The unprecedented shift from multiplication to division. 
December 1, 2009
Bruce Warila in Music Business Models, The Future of Music

If you are contemplating the future of music sales revenue, the most alarming thing about inexpensive (they actually call it “premium”) all-you-can-eat streaming models (Spotify, MOG) where music fans pay roughly $72.00 a year (for example) for endless access to all the music in the world (anytime, anywhere, anyplace), is that the $72.00 is divided by (all songs consumed times each song’s play-frequency). 

Somebody did the math and determined $72.00 equates to some portion of the historical and statistical average of what rightsholders expected to obtain previoulsy and otherwise.  However in 2009, this is the first time where the individual, annual serving-size of the TOTAL recorded music spending pie has been pegged to a finite dollar amount (I don’t count eMusic).  It’s also the first time where the size of the pie isn’t proportionately grown each time a new artist appears on someone’s radar…it’s now (in these models) proportionately divided. (“More spins for you, means less revenue for me…”)

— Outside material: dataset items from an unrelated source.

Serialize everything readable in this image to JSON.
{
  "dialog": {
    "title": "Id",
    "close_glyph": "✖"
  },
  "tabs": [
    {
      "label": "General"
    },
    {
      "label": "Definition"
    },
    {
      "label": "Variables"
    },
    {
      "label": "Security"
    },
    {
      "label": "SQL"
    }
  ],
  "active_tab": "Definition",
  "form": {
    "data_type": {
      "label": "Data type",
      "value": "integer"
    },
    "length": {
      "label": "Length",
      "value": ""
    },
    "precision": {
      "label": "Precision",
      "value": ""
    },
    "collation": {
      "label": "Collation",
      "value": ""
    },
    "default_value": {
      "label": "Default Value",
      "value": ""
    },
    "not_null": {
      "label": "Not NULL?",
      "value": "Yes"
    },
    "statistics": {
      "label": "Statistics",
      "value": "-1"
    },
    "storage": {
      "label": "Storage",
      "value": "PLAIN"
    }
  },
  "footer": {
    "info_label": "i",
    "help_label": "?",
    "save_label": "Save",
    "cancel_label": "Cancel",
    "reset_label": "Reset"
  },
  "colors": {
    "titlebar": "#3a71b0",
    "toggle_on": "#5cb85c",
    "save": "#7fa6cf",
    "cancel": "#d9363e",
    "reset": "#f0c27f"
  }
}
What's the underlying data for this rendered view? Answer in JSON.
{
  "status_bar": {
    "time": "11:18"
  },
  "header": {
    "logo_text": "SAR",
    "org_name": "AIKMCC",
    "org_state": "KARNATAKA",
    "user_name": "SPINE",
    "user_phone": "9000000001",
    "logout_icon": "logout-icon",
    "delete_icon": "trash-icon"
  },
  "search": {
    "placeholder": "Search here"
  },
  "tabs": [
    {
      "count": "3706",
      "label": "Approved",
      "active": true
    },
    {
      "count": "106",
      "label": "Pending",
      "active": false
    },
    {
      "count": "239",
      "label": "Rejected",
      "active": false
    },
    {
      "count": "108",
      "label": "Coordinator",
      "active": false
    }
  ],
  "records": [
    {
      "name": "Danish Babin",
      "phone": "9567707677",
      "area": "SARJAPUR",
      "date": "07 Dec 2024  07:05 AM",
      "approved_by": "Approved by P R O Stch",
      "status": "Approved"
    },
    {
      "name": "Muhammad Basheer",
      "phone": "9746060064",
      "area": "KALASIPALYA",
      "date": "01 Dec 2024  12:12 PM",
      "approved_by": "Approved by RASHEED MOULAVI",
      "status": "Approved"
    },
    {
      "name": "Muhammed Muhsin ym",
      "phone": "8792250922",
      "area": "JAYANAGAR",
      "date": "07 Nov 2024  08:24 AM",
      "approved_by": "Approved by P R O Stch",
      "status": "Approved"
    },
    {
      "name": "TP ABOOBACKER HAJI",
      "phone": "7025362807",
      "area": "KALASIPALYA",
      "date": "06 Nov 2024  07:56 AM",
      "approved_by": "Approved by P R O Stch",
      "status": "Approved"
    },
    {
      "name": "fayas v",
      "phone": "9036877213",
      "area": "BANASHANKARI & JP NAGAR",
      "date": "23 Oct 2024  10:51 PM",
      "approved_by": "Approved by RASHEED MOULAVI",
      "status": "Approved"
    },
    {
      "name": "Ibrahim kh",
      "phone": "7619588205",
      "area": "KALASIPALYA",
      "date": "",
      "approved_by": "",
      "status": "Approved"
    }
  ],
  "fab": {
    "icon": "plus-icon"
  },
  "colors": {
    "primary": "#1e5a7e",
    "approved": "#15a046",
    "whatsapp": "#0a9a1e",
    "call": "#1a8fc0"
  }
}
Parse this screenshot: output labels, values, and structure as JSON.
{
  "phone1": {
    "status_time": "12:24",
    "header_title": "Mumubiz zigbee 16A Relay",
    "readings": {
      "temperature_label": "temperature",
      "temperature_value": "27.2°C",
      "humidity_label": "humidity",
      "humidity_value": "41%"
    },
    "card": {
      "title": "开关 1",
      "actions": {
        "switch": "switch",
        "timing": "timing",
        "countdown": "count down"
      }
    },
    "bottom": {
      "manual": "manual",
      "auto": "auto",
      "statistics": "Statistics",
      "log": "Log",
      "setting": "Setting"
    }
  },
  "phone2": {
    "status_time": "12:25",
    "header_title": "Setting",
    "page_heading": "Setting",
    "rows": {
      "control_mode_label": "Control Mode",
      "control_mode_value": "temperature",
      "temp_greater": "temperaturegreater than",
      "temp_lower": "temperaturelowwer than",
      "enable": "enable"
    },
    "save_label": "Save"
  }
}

Is it time to look at music consumers, each as a stack of seventy-two dollars; everybody get what you can because that’s it?  Or, are these models, combined with advancements in music discovery and recommendation, part of a leveling playing field where more and more artists will be heard, thus opening new revenue channels for numerous artists, which ultimately leads to growing the overall pie again? 

Consumers seem to love these streaming models, and they are supposed to be the industry’s solution to music theft.  However I can’t help but wondering, with the exception of pop stars, if everyone else would be better off selling downloads priced at ten cents each?